Who has the time, though? Friendships take work. Jodyne L. Speyer, author of Dump ’Em: How to Break Up with Anyone from Your Best Friend to Your Hairdresser, says it's harder to find time for friends because with time and age "we partner up, have a family, move, [and] get a full-time job." As much as we'd like to believe that we grow out of our insecurities and self-esteem issues with each passing year, that just isn't the case. "As we get older," Levine says, "we tend to be more self-conscious." She adds that many "mistakenly think that everyone already has their friends," which, she urges, could not be any farther from the truth. 

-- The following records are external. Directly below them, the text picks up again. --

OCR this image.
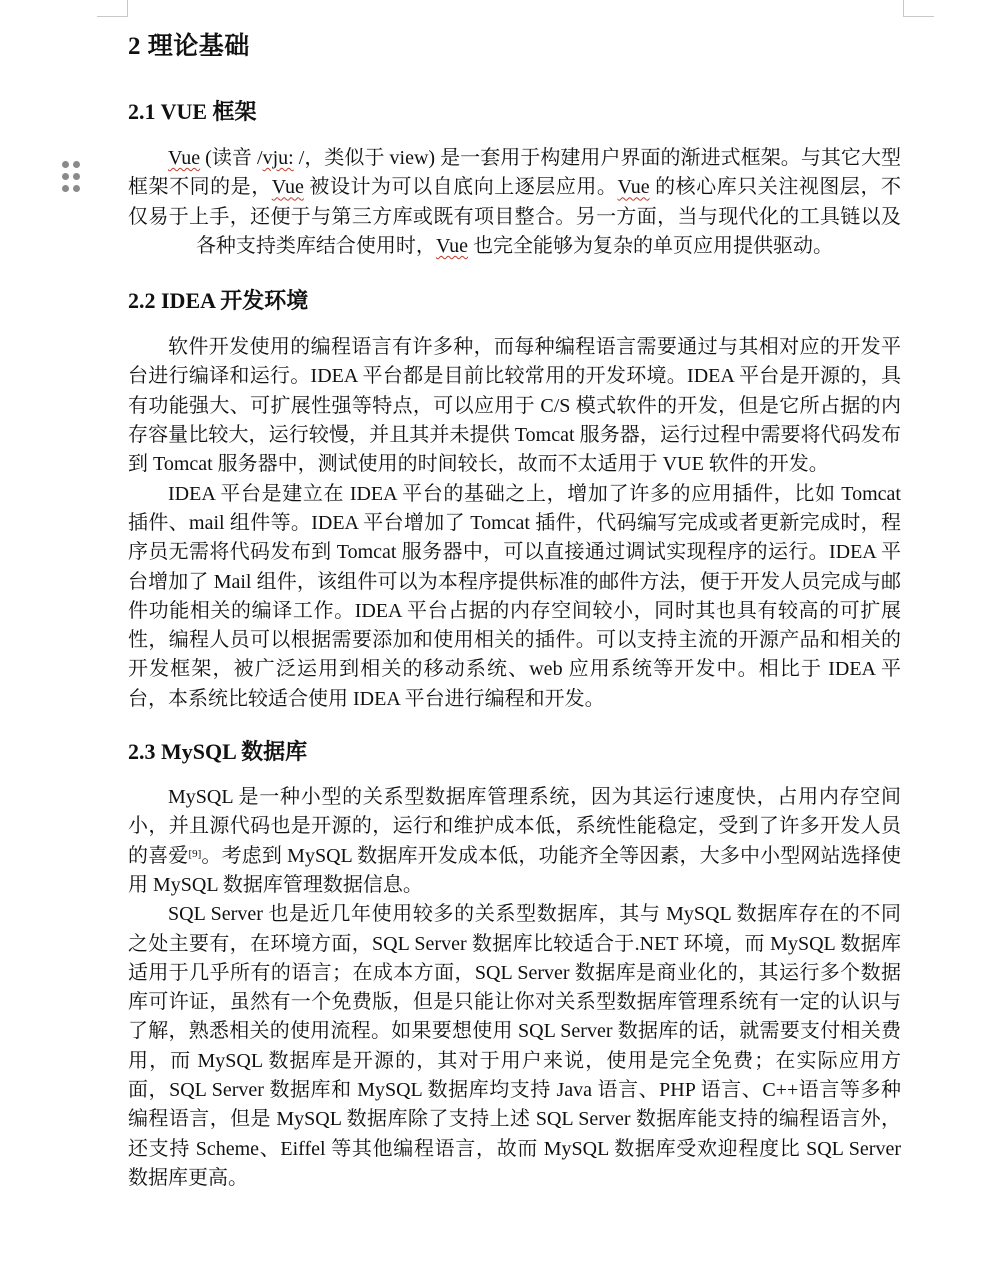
2 理论基础
2.1 VUE 框架

Vue (读音 /vju: /，类似于 view) 是一套用于构建用户界面的渐进式框架。与其它大型框架不同的是，Vue 被设计为可以自底向上逐层应用。Vue 的核心库只关注视图层，不仅易于上手，还便于与第三方库或既有项目整合。另一方面，当与现代化的工具链以及各种支持类库结合使用时，Vue 也完全能够为复杂的单页应用提供驱动。

2.2 IDEA 开发环境

软件开发使用的编程语言有许多种，而每种编程语言需要通过与其相对应的开发平台进行编译和运行。IDEA 平台都是目前比较常用的开发环境。IDEA 平台是开源的，具有功能强大、可扩展性强等特点，可以应用于 C/S 模式软件的开发，但是它所占据的内存容量比较大，运行较慢，并且其并未提供 Tomcat 服务器，运行过程中需要将代码发布到 Tomcat 服务器中，测试使用的时间较长，故而不太适用于 VUE 软件的开发。

IDEA 平台是建立在 IDEA 平台的基础之上，增加了许多的应用插件，比如 Tomcat 插件、mail 组件等。IDEA 平台增加了 Tomcat 插件，代码编写完成或者更新完成时，程序员无需将代码发布到 Tomcat 服务器中，可以直接通过调试实现程序的运行。IDEA 平台增加了 Mail 组件，该组件可以为本程序提供标准的邮件方法，便于开发人员完成与邮件功能相关的编译工作。IDEA 平台占据的内存空间较小，同时其也具有较高的可扩展性，编程人员可以根据需要添加和使用相关的插件。可以支持主流的开源产品和相关的开发框架，被广泛运用到相关的移动系统、web 应用系统等开发中。相比于 IDEA 平台，本系统比较适合使用 IDEA 平台进行编程和开发。

2.3 MySQL 数据库

MySQL 是一种小型的关系型数据库管理系统，因为其运行速度快，占用内存空间小，并且源代码也是开源的，运行和维护成本低，系统性能稳定，受到了许多开发人员的喜爱[9]。考虑到 MySQL 数据库开发成本低，功能齐全等因素，大多中小型网站选择使用 MySQL 数据库管理数据信息。

SQL Server 也是近几年使用较多的关系型数据库，其与 MySQL 数据库存在的不同之处主要有，在环境方面，SQL Server 数据库比较适合于.NET 环境，而 MySQL 数据库适用于几乎所有的语言；在成本方面，SQL Server 数据库是商业化的，其运行多个数据库可许证，虽然有一个免费版，但是只能让你对关系型数据库管理系统有一定的认识与了解，熟悉相关的使用流程。如果要想使用 SQL Server 数据库的话，就需要支付相关费用，而 MySQL 数据库是开源的，其对于用户来说，使用是完全免费；在实际应用方面，SQL Server 数据库和 MySQL 数据库均支持 Java 语言、PHP 语言、C++语言等多种编程语言，但是 MySQL 数据库除了支持上述 SQL Server 数据库能支持的编程语言外，还支持 Scheme、Eiffel 等其他编程语言，故而 MySQL 数据库受欢迎程度比 SQL Server 数据库更高。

So, how do we fight this fear of rejection and swallow the bitter pill that, hey, we may not have as many friends as we once did, but the ones we do have are damn good ones and worth working for? Easy. Be bold and take note of the following six steps. You may only be able to count your besties on one hand, but that just means your other hand is free to high-five, wave, or shake hello. 

Find a hobby
"Friendships develop effortlessly when people have shared interests and see each other regularly, slowing transitioning from acquaintances to friends," Levine says. Finding and doing what makes you happy is important to your overall sense of well-being. And in most cases, you aren't alone in your interests. "Choose activities that you can enjoy," Bonior advises, "so that even if you don't make friends at first, you at least are keeping yourself engaged with the world."